配电网灵活性提升优化过程中易受不均匀电压、强磁场、电流效应等问题的干扰，灵活性提升效果不明显。为了解决上述问题，提出适应多元源荷接入的配电网两阶段灵活性提升优化方法。该方法首先采用瞬时功率平衡算法保证配电网达到三相平衡状态，其次通过无功出力与有功损耗的输出特点实现配电网的无功规划，有效地提高配电网运行质量，降低网损。最后采用多元源荷接入的两阶段提升优化法提升配电网的灵活性，第一阶段基于灵活性三指标与多源源荷供给特性构建灵活性提升优化模型，第二阶段考虑配电网灵活性指标的概率平衡性，并采用线性转换算法对模型求解，完成配电网灵活性提升优化。试验结果表明，所提方法的网损率小，净负荷波动曲线小，计算时间短，配电网分布式电源接入的灵活适应性强。可见通过灵活性优化调度，可以有效提升含分布式电源配电网的灵活性，提高配电网接纳分布式电源的能力。

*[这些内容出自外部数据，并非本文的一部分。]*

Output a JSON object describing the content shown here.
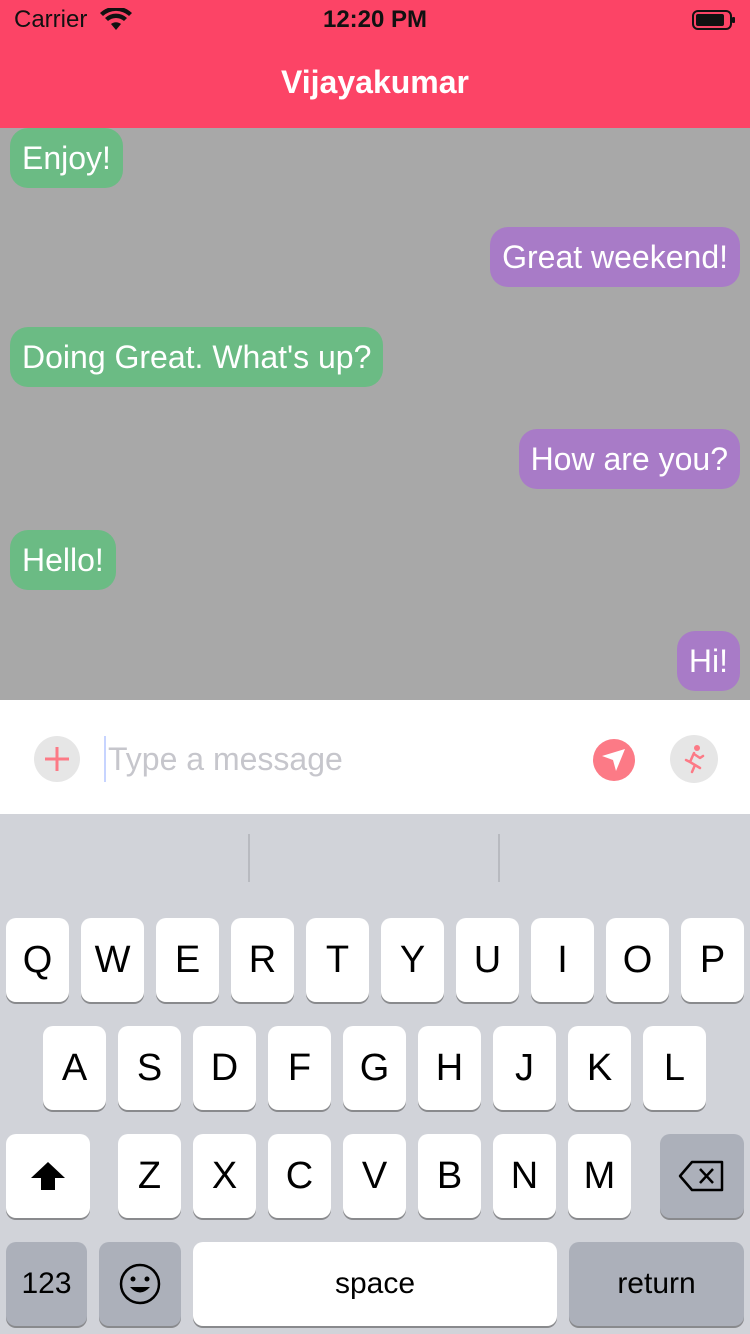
{
  "status_bar": {
    "carrier": "Carrier",
    "time": "12:20 PM"
  },
  "header": {
    "title": "Vijayakumar"
  },
  "colors": {
    "header": "#fc4466",
    "chat_bg": "#a8a8a8",
    "incoming": "#6bbb84",
    "outgoing": "#a87bc7",
    "accent_icon": "#fc7a86"
  },
  "messages": [
    {
      "direction": "incoming",
      "text": "Enjoy!"
    },
    {
      "direction": "outgoing",
      "text": "Great weekend!"
    },
    {
      "direction": "incoming",
      "text": "Doing Great. What's up?"
    },
    {
      "direction": "outgoing",
      "text": "How are you?"
    },
    {
      "direction": "incoming",
      "text": "Hello!"
    },
    {
      "direction": "outgoing",
      "text": "Hi!"
    }
  ],
  "composer": {
    "placeholder": "Type a message",
    "value": "",
    "add_icon": "plus-icon",
    "send_icon": "send-icon",
    "extra_icon": "running-person-icon"
  },
  "keyboard": {
    "row1": [
      "Q",
      "W",
      "E",
      "R",
      "T",
      "Y",
      "U",
      "I",
      "O",
      "P"
    ],
    "row2": [
      "A",
      "S",
      "D",
      "F",
      "G",
      "H",
      "J",
      "K",
      "L"
    ],
    "row3": [
      "Z",
      "X",
      "C",
      "V",
      "B",
      "N",
      "M"
    ],
    "numbers_label": "123",
    "space_label": "space",
    "return_label": "return",
    "shift_icon": "shift-icon",
    "delete_icon": "backspace-icon",
    "emoji_icon": "emoji-icon"
  }
}
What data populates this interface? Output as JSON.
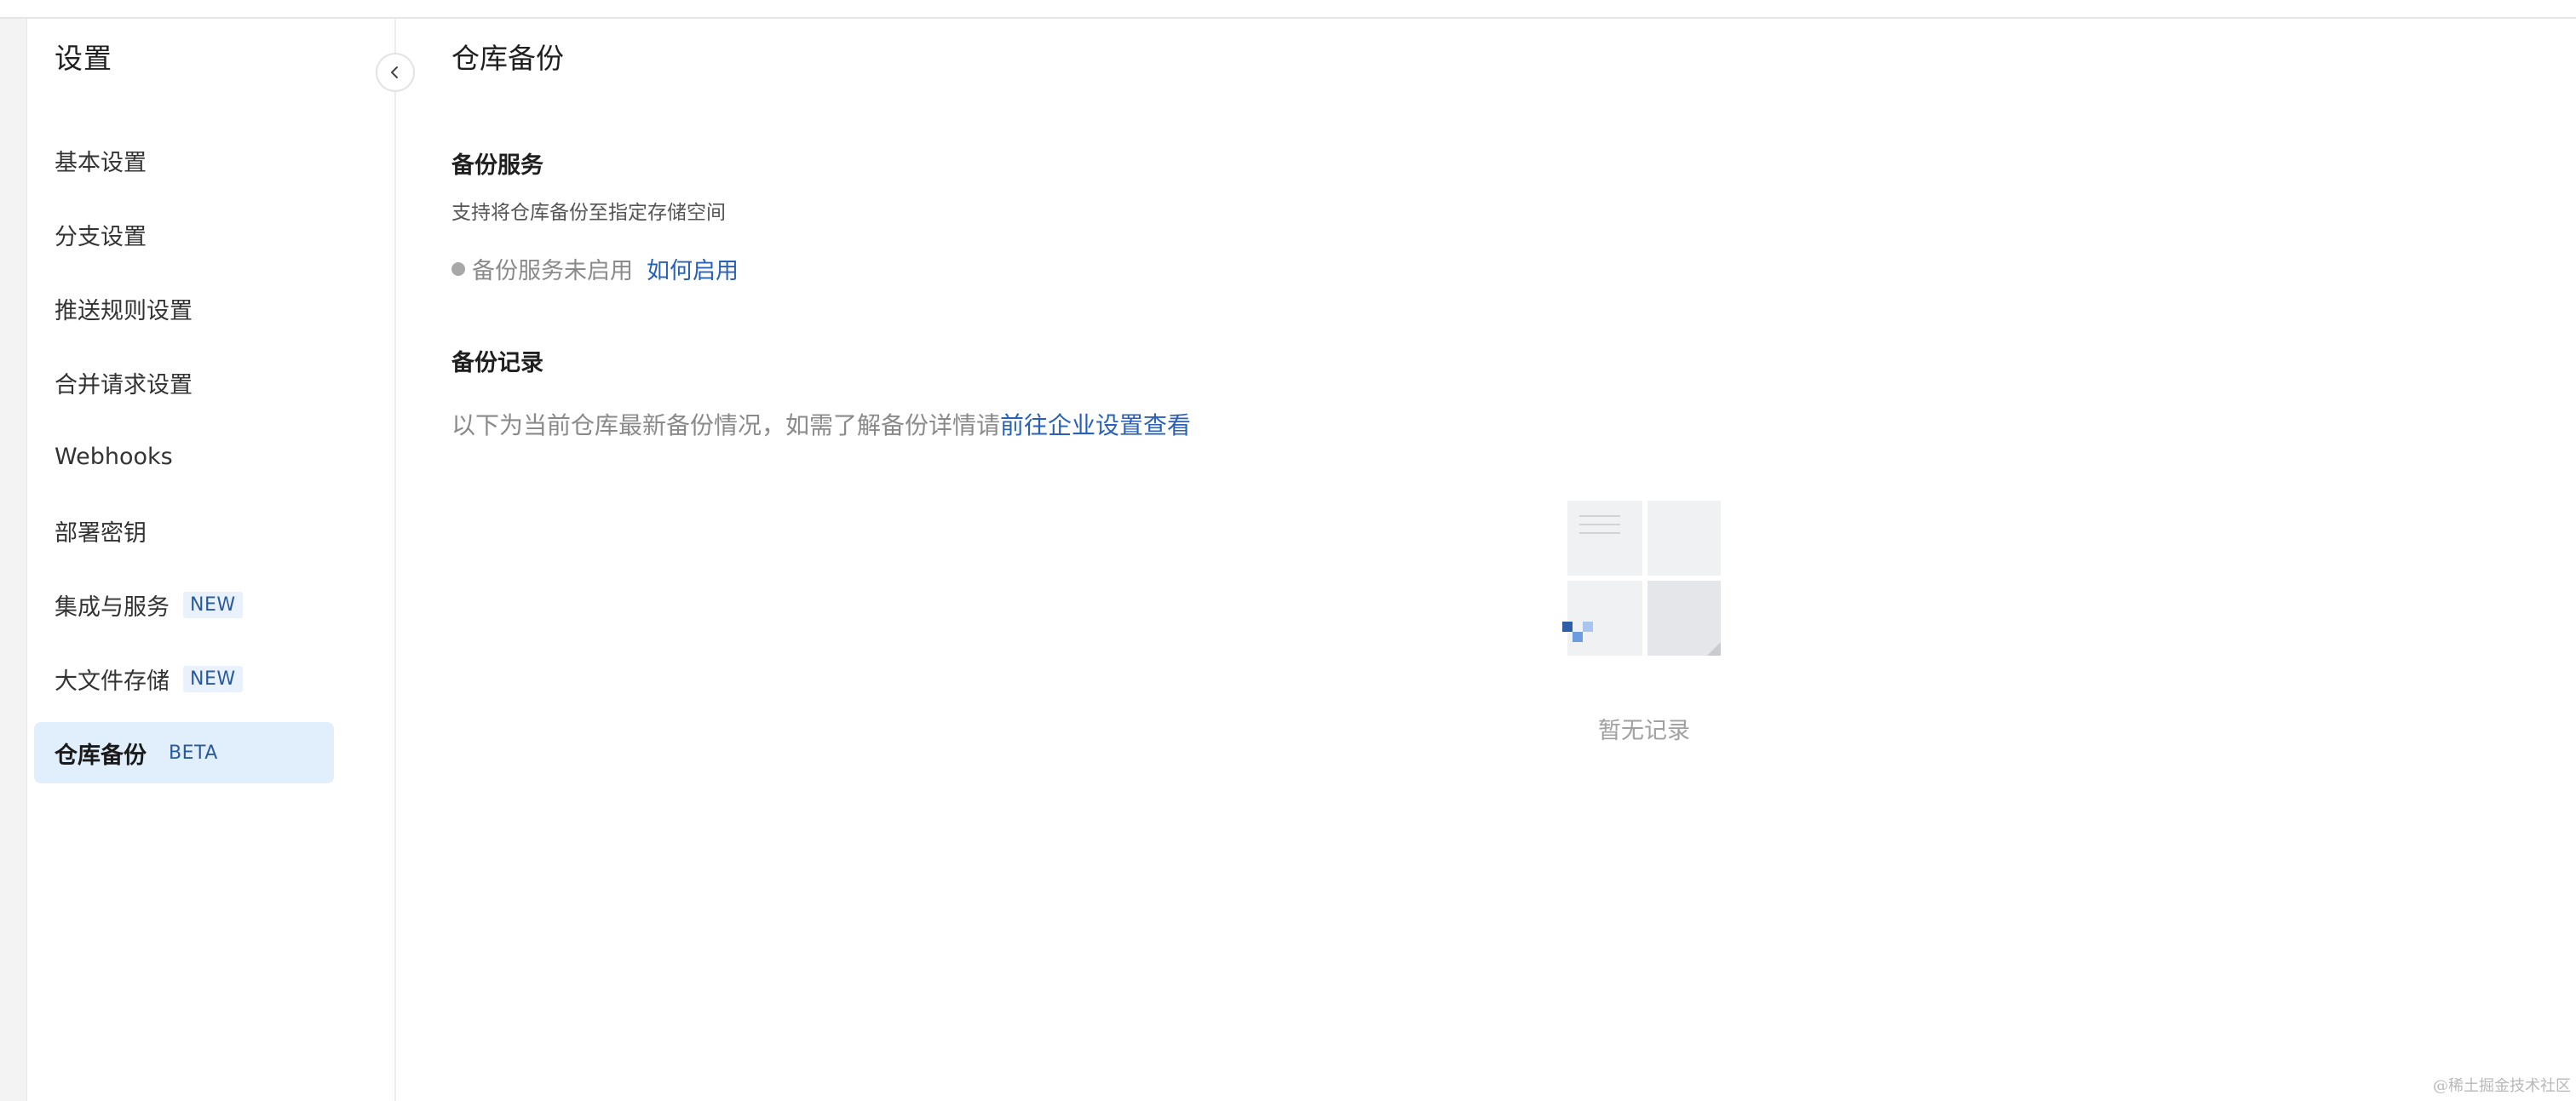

Two-stage Flexibility Optimization for Distribution Network Adaptable to Integration of Diversified Electric Sources and Loads

Uneven voltage, strong magnetic field and current effect can easily disturb the optimization of distribution network flexibility, The flexibility improvement effect is not obvious. In order to solve problems above, this papar proposes a two-stage flexibility optimization method for distribution network. Firstly, the instantaneous power balance algorithm is used to ensure the distribution network to reach the three-phase equilibrium. Secondly, the reactive power planning of the distribution network is realized through the output characteristics of reactive power output and active power loss, which effectively improves the operation quality and reduces the network loss. Finally, the two-stage optimization method that integrates diversified electric sources and loads is adopted to improve the flexibility of distribution network. In the first stage, a flexibility optimization model is built based on three indicators of flexibility and the supply characteristics of diversified electric sources and loads. In the second stage, in consideration of probability balance of distribution network flexibility indicators, the model is solved by linear transformation algorithm to complete the flexibility optimization of distribution network. Test results show that the proposed method has the advantages of small loss rate, small fluctuation curve of net load, short calculation time and flexible adaptability of distributed power access in distribution network. It can be seen that the flexibility of distribution network with distributed power supply can be effectively improved and the ability of distribution network to accept distributed power supply can be improved through flexible optimal scheduling.